TEMPO.CO, Bandung - Sayembara desain hutan kota Babakan Siliwangi (Baksil) dinilai tidak efektif karena dapat membuka peluang bagi pihak swasta. "Pemerintah Kota (Pemkot) Bandung tidak menganggap jajaran aktivis, seniman, budayawan, dan pecinta alam yang sempat mengembalikan baksil ke fungsi semula," kata Direktur Walhi Jabar Dadan Ramdan di Gedung Indonesia Menggugat, Jalan Perintis Kemerdekaan, Bandung, Ahad, 19 Januari 2014.
Padahal, kata Dadan, Pemkot Bandung bisa mengundang aktivis, seniman, dan lainnya untuk merundingkan nasib Baksil ke depannya. Baksil memang banyak fungsinya. Selain sebagai hutan kota, Baksil juga menjadi lokasi para seniman Bandung untuk menggelar kelas melukis juga menari.
"Kalau disayembarakan, khawatir dapat menimbulkan peluang kerja sama dengan pihak swasta yang selama ini dihindari para aktivis lingkungan dan jajaran seniman," kata Dadan.
Dari pada menggelar sayembara dengan menghabiskan duit ratusan juta, menurut Dadan, lebih baik Pemkot Bandung mengundangnya untuk berdialog. "Walhi dan jajaran aktivis lingkungan lainnya memiliki data yang mumpuni untuk perbaikan Baksil," katanya.
Walhi berharap Pemkot Bandung mengembalikan fungsi ekologi Baksil.

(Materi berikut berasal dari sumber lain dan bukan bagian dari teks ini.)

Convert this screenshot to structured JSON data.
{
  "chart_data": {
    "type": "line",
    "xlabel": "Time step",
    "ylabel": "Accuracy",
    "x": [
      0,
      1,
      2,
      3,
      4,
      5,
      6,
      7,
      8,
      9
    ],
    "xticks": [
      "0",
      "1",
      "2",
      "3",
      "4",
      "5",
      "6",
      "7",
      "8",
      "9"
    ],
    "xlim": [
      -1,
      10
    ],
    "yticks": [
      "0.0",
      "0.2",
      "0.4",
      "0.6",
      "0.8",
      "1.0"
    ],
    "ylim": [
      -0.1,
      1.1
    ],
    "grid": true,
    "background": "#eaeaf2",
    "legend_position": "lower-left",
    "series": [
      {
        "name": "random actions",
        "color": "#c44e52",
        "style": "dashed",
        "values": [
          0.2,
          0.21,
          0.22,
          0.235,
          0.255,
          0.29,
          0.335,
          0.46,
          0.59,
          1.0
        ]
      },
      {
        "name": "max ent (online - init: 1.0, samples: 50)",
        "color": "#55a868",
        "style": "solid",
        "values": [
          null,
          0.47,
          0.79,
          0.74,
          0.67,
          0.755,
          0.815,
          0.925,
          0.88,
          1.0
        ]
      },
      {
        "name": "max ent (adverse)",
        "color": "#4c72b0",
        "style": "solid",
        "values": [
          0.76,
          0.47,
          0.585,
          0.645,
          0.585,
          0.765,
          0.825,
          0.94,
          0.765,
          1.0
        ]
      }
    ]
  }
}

Sebelumnya, Pemkot Bandung, pada era Wali Kota Dada Rosada, berniat membangun Baksil melalui pihak swasta, PT Esa Gemilang (PT EGI). Perusahaan itu berencana membangun restoran di hutan kota itu.

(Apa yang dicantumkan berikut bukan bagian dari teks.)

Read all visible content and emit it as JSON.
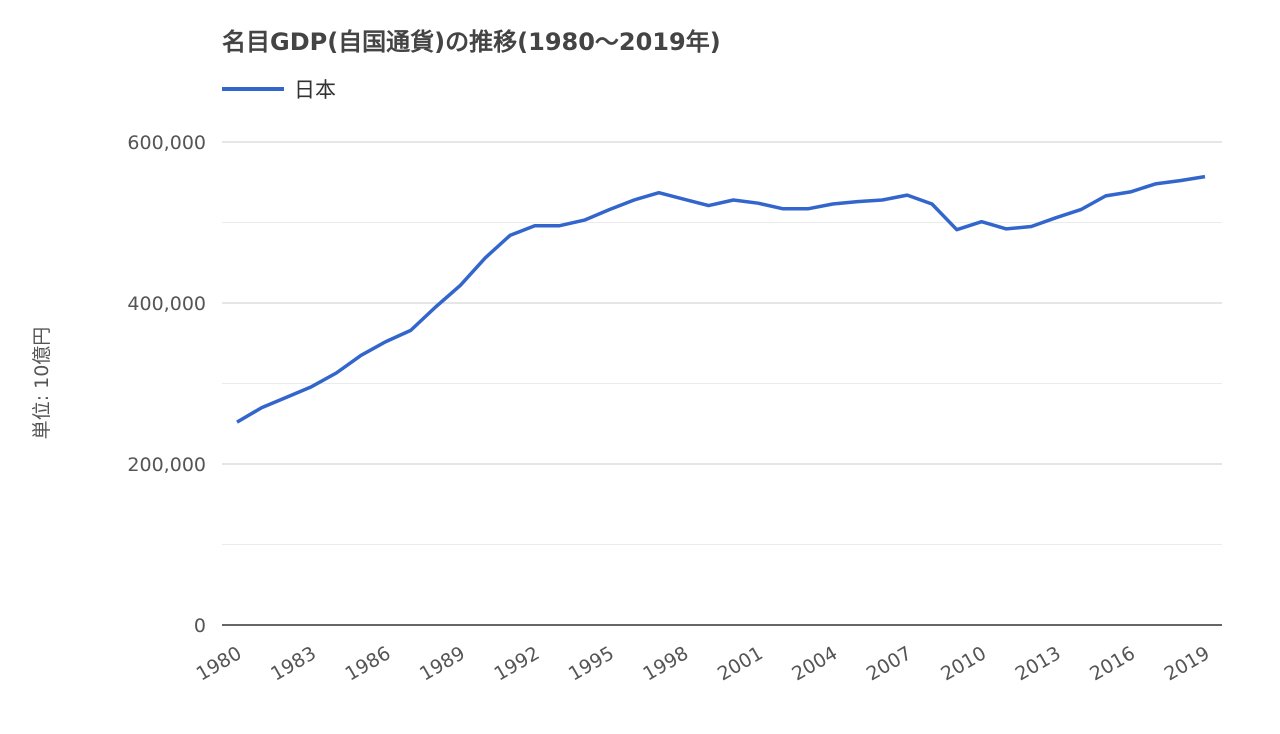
{
  "chart_data": {
    "type": "line",
    "title": "名目GDP(自国通貨)の推移(1980～2019年)",
    "ylabel": "単位: 10億円",
    "xlabel": "",
    "ylim": [
      0,
      600000
    ],
    "y_ticks": [
      "0",
      "200,000",
      "400,000",
      "600,000"
    ],
    "y_tick_values": [
      0,
      200000,
      400000,
      600000
    ],
    "minor_grid_values": [
      100000,
      300000,
      500000
    ],
    "x_ticks": [
      "1980",
      "1983",
      "1986",
      "1989",
      "1992",
      "1995",
      "1998",
      "2001",
      "2004",
      "2007",
      "2010",
      "2013",
      "2016",
      "2019"
    ],
    "grid": true,
    "legend_position": "top-left",
    "series": [
      {
        "name": "日本",
        "color": "#3366cc",
        "x": [
          1980,
          1981,
          1982,
          1983,
          1984,
          1985,
          1986,
          1987,
          1988,
          1989,
          1990,
          1991,
          1992,
          1993,
          1994,
          1995,
          1996,
          1997,
          1998,
          1999,
          2000,
          2001,
          2002,
          2003,
          2004,
          2005,
          2006,
          2007,
          2008,
          2009,
          2010,
          2011,
          2012,
          2013,
          2014,
          2015,
          2016,
          2017,
          2018,
          2019
        ],
        "values": [
          252000,
          270000,
          283000,
          296000,
          313000,
          335000,
          352000,
          366000,
          395000,
          422000,
          456000,
          484000,
          496000,
          496000,
          503000,
          516000,
          528000,
          537000,
          529000,
          521000,
          528000,
          524000,
          517000,
          517000,
          523000,
          526000,
          528000,
          534000,
          523000,
          491000,
          501000,
          492000,
          495000,
          506000,
          516000,
          533000,
          538000,
          548000,
          552000,
          557000
        ]
      }
    ]
  }
}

Walhi ingin Pemkot Bandung menata ulang Baksil dan melestarikan tanaman langka di sana. Jika semuanya sudah terlaksana, selanjutnya Dinas Pemakaman dan Taman (Diskamtam) Kota Bandung mesti melakukan pengawasan yang ketat. "Dan membuat peraturan yang diusulkan pada Kementerian Kehutanan agar peraturan dan wilayah Baksil jelas," katanya.
Hingga kini, luas lahan Baksil belum jelas. Berdasarkan prakiraan Walhi, luas Baksil mencapai 3,1 hektare. Sementara versi Pemkot Bandung 3,8 hektare. Saat ditanya mengapa Walhi tidak mengikuti sayembara untuk mendesain ulang Baksil, Dadan menjawab, "Walhi hanya berfungsi sebagai pengkritik saja.
Menurut Kepala Dinas Pemakaman dan Pertamanan Kota Bandung Arief Prasetya, pihaknya masih mengumpulkan data terkait nasib hutan kota yang diakui UNEP (United Nations Environmental Programme) pada 27 September 2011 lalu itu. "Masalahnya, jika memang Baksil dibentuk seperti keinginan Walhi, Baksil tidak bisa dijadikan hutan kota," kata Arief.
Menurut Arief, Peraturan Daerah tentang Hutan Kota mengatakan bahwa Baksil tidak dapat difungsikan sebagai lokasi berkumpul masyarakat. Dalam perda itu, hutan kota harus memiliki beberapa unsur, di antarany makam, tanaman, sempadan, dan sungai.
Perda tersebut tidak mengizinkan adanya transaksi jual-beli di hutan kota. Artinya, seniman yang berjualan karyanya di sana terpaksa harus pindah lapak. Di Baksil sendiri, kata Arief, terdapat beberapa ruang galeri yang terbuat dari bilik bambu, tempat seniman menjajakan karyanya.
Arief mengatakan, jika ingin mengusulkan desain, aktivis dan budayawan juga harus mengikuti sayembara, karena mereka dianggap bagian dari maasyarakat.
Arief berjanji untuk tidak membuka sedikit pun celah bagi pihak swasta. Rencananya, pemerintah akan mengundang tim ahli kehutanan dan geologi untuk menjadi penilai sayembara Baksil.
Pemkot Bandung memiliki batas waktu hingga pertengahan April 2014. "Karena dana sayembara Rp 200 juta cair di pertengahan Februari, sehingga sayembara harus segera dilakukan," ujar Arief.